Persis pukul 19.00 kami melanjutkan perjalanan, mobil merayap perlahan memasuki kota samarinda, sekitar pukul 19.50 kami telah sampai di tepian Samarinda, dengan sigap Pa Wasis menggiring mobil menuju Islamic Center “kita sholat Isya dan tarawih dulu ya, biar tenang perjalanan, kalo gak dilaksanakan gak enak di jalan” katanya tanpa menunggu persetujuan kami, meskipun dia minta perrsetujuan sekalipun mustahil ada satu diantara kami menolak, pertama ajakannya baik karena bukan hanya melaksanakan kewajiban kamipun bisa beristiraha, kedua posisi dia adalah pimpinan baik dalam rumah tangganya dan juga dalam hubungan antara dia dan saya. Dalam beberapa kali kesempatan jalan denganya sholat tidak pernah ditinggalkannya, bahkan kerap kali dia mengingatkan untuk sholat. Dalam kegiatan rapat di kantorpun kerap kali dia meninggalkan rapat untuk melaksanakan sholat.

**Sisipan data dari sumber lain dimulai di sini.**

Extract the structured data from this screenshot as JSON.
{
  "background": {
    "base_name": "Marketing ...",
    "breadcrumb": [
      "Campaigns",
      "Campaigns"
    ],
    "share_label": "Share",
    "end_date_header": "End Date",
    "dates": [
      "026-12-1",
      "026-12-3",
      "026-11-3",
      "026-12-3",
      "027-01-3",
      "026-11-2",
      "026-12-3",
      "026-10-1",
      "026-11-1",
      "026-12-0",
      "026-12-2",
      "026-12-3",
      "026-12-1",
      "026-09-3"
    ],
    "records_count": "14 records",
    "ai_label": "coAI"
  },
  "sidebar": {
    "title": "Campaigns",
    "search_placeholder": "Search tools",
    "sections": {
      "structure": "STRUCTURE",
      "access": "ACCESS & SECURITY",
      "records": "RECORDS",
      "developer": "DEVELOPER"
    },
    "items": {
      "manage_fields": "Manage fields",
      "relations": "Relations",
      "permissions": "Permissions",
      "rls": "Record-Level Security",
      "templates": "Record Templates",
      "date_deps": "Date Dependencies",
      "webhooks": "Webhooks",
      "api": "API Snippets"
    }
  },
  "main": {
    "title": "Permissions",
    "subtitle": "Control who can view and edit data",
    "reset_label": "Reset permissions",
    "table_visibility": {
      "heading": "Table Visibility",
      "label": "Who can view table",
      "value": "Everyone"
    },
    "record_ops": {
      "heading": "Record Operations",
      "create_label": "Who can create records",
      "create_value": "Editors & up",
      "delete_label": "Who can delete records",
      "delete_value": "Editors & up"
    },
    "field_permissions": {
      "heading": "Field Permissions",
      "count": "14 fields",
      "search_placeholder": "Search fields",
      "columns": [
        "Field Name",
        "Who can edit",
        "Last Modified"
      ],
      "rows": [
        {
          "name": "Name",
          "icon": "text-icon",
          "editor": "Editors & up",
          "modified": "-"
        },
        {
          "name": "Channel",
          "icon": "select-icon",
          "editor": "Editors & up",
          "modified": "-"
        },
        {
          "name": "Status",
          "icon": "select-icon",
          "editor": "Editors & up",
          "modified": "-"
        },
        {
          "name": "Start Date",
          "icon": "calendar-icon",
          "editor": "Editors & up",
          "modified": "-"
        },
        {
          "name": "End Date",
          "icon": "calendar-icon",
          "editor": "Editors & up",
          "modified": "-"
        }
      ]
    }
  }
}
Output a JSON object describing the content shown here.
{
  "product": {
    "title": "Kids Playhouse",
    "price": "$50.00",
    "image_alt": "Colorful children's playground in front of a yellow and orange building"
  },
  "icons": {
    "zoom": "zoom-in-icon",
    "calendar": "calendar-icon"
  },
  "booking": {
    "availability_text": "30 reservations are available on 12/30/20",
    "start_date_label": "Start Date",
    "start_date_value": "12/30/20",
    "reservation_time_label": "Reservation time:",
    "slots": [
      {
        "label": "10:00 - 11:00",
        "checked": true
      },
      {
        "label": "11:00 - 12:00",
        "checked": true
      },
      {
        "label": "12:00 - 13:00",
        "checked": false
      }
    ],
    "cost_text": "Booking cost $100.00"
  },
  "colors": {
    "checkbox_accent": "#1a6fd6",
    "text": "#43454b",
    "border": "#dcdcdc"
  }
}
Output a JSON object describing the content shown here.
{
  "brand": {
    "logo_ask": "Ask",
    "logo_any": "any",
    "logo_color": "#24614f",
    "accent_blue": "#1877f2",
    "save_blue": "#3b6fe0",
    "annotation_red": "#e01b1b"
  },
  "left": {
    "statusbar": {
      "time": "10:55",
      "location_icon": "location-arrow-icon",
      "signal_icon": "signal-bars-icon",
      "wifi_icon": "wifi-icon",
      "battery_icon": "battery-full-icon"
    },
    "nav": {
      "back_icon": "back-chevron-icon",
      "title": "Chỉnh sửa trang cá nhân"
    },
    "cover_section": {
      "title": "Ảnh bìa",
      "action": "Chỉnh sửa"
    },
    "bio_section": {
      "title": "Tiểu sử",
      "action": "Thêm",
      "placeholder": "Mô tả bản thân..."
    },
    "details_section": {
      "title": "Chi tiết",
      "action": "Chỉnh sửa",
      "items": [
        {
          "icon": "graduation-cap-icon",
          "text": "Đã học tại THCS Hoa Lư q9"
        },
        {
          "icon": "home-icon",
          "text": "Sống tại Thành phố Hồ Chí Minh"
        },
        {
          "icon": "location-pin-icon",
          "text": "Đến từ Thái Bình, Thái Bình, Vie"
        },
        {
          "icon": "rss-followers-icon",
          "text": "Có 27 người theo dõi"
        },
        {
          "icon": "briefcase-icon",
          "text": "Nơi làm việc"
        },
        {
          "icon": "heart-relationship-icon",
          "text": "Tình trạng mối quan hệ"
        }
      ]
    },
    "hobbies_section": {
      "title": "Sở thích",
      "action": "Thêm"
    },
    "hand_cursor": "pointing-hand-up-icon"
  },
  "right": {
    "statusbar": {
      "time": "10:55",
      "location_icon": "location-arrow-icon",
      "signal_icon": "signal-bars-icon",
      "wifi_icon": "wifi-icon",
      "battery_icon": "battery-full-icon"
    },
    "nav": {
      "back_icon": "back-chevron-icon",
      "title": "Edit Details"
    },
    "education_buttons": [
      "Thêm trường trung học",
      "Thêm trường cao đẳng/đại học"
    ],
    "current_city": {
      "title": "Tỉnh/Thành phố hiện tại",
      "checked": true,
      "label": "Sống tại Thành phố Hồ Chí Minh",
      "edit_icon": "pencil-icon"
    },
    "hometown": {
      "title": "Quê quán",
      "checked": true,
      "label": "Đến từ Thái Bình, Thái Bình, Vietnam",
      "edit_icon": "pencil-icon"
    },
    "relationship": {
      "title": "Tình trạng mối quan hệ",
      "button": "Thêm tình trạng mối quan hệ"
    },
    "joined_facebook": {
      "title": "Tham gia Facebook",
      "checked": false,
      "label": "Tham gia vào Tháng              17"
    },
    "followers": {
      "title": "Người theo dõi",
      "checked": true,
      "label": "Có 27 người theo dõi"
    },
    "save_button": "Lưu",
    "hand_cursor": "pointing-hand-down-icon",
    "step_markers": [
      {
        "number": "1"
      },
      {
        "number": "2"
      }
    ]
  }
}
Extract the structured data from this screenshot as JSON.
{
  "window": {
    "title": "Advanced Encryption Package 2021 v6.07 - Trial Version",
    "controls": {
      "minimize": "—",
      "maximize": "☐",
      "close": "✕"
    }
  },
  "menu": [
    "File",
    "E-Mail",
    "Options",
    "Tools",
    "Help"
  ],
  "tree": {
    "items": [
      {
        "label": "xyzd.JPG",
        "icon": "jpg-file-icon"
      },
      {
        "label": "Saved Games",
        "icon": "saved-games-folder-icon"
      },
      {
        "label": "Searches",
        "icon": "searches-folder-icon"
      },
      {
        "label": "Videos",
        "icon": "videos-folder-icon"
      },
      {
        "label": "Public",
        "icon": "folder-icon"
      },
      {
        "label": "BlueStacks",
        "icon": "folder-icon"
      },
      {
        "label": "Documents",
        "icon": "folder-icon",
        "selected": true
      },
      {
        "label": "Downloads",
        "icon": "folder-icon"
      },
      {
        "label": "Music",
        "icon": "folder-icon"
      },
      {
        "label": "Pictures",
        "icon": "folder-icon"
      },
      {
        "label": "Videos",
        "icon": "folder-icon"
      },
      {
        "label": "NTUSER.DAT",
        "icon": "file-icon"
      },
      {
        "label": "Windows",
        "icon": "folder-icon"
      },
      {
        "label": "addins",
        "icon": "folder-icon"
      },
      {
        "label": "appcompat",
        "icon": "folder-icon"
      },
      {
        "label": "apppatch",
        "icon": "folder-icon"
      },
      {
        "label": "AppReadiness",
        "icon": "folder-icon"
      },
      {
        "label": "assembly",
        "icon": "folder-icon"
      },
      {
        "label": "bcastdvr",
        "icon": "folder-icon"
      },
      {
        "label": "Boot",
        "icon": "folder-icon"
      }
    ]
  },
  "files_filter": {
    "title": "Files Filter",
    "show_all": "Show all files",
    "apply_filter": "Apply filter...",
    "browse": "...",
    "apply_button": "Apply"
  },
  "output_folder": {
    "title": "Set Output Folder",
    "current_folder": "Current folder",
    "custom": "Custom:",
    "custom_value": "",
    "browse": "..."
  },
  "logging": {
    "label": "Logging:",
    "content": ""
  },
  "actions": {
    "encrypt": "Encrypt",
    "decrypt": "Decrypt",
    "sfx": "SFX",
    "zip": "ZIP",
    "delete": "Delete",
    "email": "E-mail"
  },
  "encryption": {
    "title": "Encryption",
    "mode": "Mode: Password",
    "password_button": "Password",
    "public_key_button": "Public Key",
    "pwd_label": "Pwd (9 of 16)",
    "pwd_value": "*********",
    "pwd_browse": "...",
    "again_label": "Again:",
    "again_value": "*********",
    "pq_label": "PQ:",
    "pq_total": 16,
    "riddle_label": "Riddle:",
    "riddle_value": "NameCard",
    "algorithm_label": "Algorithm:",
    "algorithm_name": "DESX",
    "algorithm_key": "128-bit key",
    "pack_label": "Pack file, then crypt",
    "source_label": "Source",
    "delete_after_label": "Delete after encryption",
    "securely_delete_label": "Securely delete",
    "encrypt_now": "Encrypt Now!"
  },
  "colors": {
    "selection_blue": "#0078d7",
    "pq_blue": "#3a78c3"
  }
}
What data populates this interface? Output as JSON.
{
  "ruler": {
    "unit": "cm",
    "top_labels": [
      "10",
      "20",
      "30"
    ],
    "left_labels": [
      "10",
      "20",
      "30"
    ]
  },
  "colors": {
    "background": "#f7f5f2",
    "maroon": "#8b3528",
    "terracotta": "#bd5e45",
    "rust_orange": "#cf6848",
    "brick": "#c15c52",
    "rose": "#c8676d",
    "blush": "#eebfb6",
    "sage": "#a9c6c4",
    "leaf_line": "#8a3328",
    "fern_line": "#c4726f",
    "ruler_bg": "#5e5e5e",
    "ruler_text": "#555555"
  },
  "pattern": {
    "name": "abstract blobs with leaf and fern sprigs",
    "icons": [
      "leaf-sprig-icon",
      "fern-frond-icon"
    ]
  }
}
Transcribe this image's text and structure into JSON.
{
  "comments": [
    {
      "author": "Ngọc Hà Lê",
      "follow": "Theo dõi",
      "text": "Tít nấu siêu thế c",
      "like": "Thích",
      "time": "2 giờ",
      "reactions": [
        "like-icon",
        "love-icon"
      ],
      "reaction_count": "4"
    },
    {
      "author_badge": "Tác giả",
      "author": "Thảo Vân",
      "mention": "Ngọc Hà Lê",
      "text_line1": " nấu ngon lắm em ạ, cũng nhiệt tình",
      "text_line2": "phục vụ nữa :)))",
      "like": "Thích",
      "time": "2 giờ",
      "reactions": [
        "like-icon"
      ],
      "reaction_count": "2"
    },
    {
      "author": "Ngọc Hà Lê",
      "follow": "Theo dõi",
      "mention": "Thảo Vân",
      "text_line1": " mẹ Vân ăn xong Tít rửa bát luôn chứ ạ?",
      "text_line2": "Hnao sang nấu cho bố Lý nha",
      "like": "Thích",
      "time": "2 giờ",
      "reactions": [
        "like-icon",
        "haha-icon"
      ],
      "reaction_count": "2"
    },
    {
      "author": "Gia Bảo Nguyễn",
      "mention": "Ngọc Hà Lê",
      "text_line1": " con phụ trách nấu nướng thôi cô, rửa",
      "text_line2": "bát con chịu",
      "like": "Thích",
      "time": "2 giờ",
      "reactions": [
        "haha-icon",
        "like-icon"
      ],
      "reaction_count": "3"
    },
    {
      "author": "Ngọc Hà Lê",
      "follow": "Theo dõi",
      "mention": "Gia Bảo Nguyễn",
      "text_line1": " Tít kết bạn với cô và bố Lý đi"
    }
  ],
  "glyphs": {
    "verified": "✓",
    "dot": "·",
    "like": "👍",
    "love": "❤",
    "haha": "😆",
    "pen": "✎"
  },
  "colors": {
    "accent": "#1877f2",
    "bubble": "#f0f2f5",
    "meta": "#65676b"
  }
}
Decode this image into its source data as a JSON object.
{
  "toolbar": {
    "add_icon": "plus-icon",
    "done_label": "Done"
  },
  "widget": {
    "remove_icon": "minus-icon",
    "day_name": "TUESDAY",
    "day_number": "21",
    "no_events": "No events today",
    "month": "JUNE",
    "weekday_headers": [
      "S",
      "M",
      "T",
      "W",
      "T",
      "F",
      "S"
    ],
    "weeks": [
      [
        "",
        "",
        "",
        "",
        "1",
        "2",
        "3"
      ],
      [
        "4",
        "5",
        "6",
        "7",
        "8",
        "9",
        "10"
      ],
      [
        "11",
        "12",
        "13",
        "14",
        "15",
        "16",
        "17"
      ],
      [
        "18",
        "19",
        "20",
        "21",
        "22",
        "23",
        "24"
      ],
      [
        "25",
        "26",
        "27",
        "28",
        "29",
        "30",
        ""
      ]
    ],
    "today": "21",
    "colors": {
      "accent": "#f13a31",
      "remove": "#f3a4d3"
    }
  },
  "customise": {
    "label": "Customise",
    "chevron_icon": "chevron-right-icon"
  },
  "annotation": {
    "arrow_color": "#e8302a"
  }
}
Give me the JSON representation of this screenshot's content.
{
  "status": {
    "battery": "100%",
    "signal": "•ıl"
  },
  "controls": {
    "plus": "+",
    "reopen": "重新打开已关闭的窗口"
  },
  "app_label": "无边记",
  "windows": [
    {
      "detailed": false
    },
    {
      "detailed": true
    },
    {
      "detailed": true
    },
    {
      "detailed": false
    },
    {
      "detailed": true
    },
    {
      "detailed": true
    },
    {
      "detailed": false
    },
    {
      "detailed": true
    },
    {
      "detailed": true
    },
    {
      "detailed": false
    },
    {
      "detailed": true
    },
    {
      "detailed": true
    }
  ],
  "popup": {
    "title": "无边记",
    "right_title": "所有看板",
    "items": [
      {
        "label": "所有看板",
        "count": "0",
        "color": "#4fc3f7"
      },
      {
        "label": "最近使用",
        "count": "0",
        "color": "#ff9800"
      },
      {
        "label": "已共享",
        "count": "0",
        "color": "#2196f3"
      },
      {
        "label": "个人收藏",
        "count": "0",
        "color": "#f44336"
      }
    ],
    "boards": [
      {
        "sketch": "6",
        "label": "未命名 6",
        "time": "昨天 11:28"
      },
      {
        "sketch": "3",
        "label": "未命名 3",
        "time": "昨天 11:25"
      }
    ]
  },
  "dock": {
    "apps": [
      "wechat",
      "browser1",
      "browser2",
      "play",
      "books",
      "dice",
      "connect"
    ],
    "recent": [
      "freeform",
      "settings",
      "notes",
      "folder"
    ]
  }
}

Pukul 20.45 setelah melaksanakan sholat Isya dan tarawih dan beristirahat sejenak perjalanan kami lanjutkan menuju pelabuhan Ferry di Balikpapan. Sekitar pukul 10.55 mobil yang dikendarainya telah memasuki kawasan pelabuhan penyebarangan yang terletak di Kariangau, Balikpapan. Sekitar 3 jam kami menunggu antrian untuk bisa memasuk kapal Fery yang akan menyebrangkan kendaraan kami ke Penajam, maklum saja saat itu 3 hari sebelum Iedul Fitri (3-H) versi pemerintah, banyak pelaku mudik yang memiliki niat sama dengan kami menghabiskan lebaran bersama keluarga di kampong halaman, al hasil suasana pelabuhan penyebrangan kariangau dipadati ratusan kendaraan bermotor.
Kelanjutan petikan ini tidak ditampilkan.